The (Cached)GISTEmbedLoss classes mask away certain in-batch negatives as they might actually be positives right here:
sentence-transformers/sentence_transformers/losses/CachedGISTEmbedLoss.py
Lines 263 to 269 in f012ab3
and here:
sentence-transformers/sentence_transformers/losses/GISTEmbedLoss.py
Lines 132 to 138 in f012ab3
However, consider a scenario with (anchor, positive) pairs, where the same positive
text occurs multiple times in the batch. This is quite bad, as this sample is now used both as a positive and as an in-batch negative. However, (Cached)GISTEmbedLoss should be able to detect this, as the guided_pp_sim
and the guided_sim
will be identical here.

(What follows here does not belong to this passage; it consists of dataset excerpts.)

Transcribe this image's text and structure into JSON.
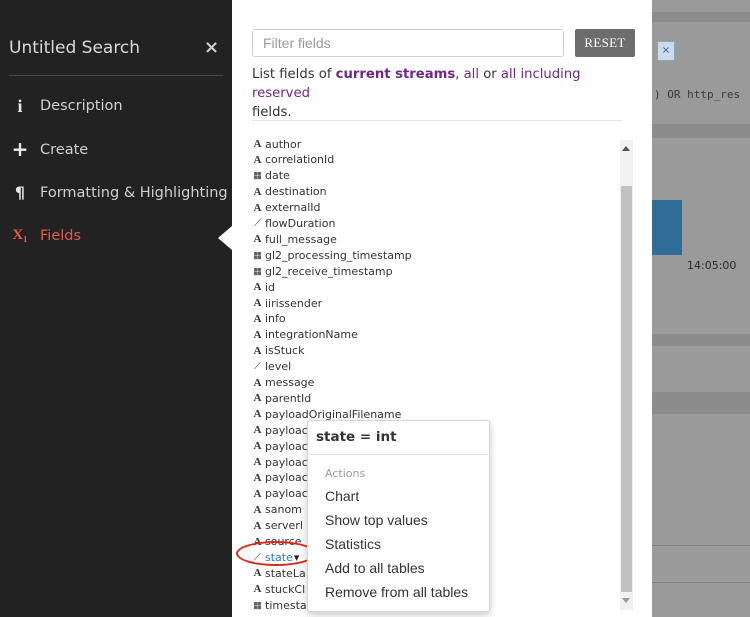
{
  "sidebar": {
    "title": "Untitled Search",
    "close_icon": "×",
    "items": [
      {
        "icon": "info-icon",
        "glyph": "i",
        "label": "Description"
      },
      {
        "icon": "plus-icon",
        "glyph": "+",
        "label": "Create"
      },
      {
        "icon": "pilcrow-icon",
        "glyph": "¶",
        "label": "Formatting & Highlighting"
      },
      {
        "icon": "fields-icon",
        "glyph": "X₁",
        "label": "Fields"
      }
    ],
    "active_color": "#e05a4a"
  },
  "fields_panel": {
    "filter_placeholder": "Filter fields",
    "reset_label": "RESET",
    "list_prefix": "List fields of ",
    "link_current": "current streams",
    "sep1": ", ",
    "link_all": "all",
    "sep2": " or ",
    "link_reserved": "all including reserved",
    "suffix": "fields.",
    "link_color": "#702785",
    "fields": [
      {
        "icon": "A",
        "name": "author"
      },
      {
        "icon": "A",
        "name": "correlationId"
      },
      {
        "icon": "date",
        "name": "date"
      },
      {
        "icon": "A",
        "name": "destination"
      },
      {
        "icon": "A",
        "name": "externalId"
      },
      {
        "icon": "num",
        "name": "flowDuration"
      },
      {
        "icon": "A",
        "name": "full_message"
      },
      {
        "icon": "date",
        "name": "gl2_processing_timestamp"
      },
      {
        "icon": "date",
        "name": "gl2_receive_timestamp"
      },
      {
        "icon": "A",
        "name": "id"
      },
      {
        "icon": "A",
        "name": "iirissender"
      },
      {
        "icon": "A",
        "name": "info"
      },
      {
        "icon": "A",
        "name": "integrationName"
      },
      {
        "icon": "A",
        "name": "isStuck"
      },
      {
        "icon": "num",
        "name": "level"
      },
      {
        "icon": "A",
        "name": "message"
      },
      {
        "icon": "A",
        "name": "parentId"
      },
      {
        "icon": "A",
        "name": "payloadOriginalFilename"
      },
      {
        "icon": "A",
        "name": "payloac"
      },
      {
        "icon": "A",
        "name": "payloac"
      },
      {
        "icon": "A",
        "name": "payloac                                       n"
      },
      {
        "icon": "A",
        "name": "payloac"
      },
      {
        "icon": "A",
        "name": "payloac"
      },
      {
        "icon": "A",
        "name": "sanom"
      },
      {
        "icon": "A",
        "name": "serverl"
      },
      {
        "icon": "A",
        "name": "source"
      },
      {
        "icon": "num",
        "name": "state",
        "dropdown": "▾"
      },
      {
        "icon": "A",
        "name": "stateLa"
      },
      {
        "icon": "A",
        "name": "stuckCl"
      },
      {
        "icon": "date",
        "name": "timesta"
      }
    ]
  },
  "popover": {
    "title": "state = int",
    "actions_header": "Actions",
    "actions": [
      "Chart",
      "Show top values",
      "Statistics",
      "Add to all tables",
      "Remove from all tables"
    ]
  },
  "background": {
    "chip": "×",
    "code": ") OR http_res",
    "time_label": "14:05:00",
    "bar_color": "#2f6d98"
  },
  "icons": {
    "A": "string-type-icon",
    "date": "date-type-icon",
    "num": "numeric-type-icon"
  },
  "highlight_color": "#e0261b"
}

So, I think we can safely replace pp_sim[guided_pp_sim > guided_sim] = -torch.inf
with pp_sim[guided_pp_sim >= guided_sim] = -torch.inf
to automatically prevent duplicate positives from being labeled as in-batch negatives.

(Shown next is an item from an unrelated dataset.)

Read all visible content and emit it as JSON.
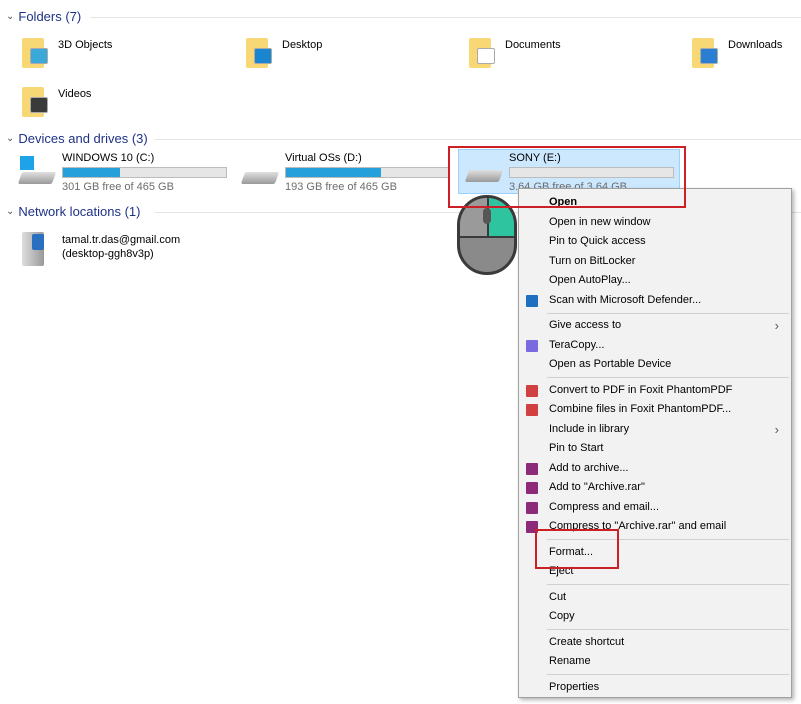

I haven't made this PR myself yet, because it will require some experimentation/testing to see if this doesn't accidentally hurt performance. However, conceptually it should only improve models.
cc @avsolatorio
- Tom Aarsen
There may be some things I don't know well, but shouldn't I delete the duplicate between Anchors and also delete the duplicate between Anchors and Positives?
Removing duplicate anchors might indeed be smart: if they're included in the same batch, then the positive from the other (but identical) anchor will be used as a negative right now.
Duplicates between anchors and positives shouldn't matter too much I think: the loss for that sample is 0, so it won't learn from it.
- Tom Aarsen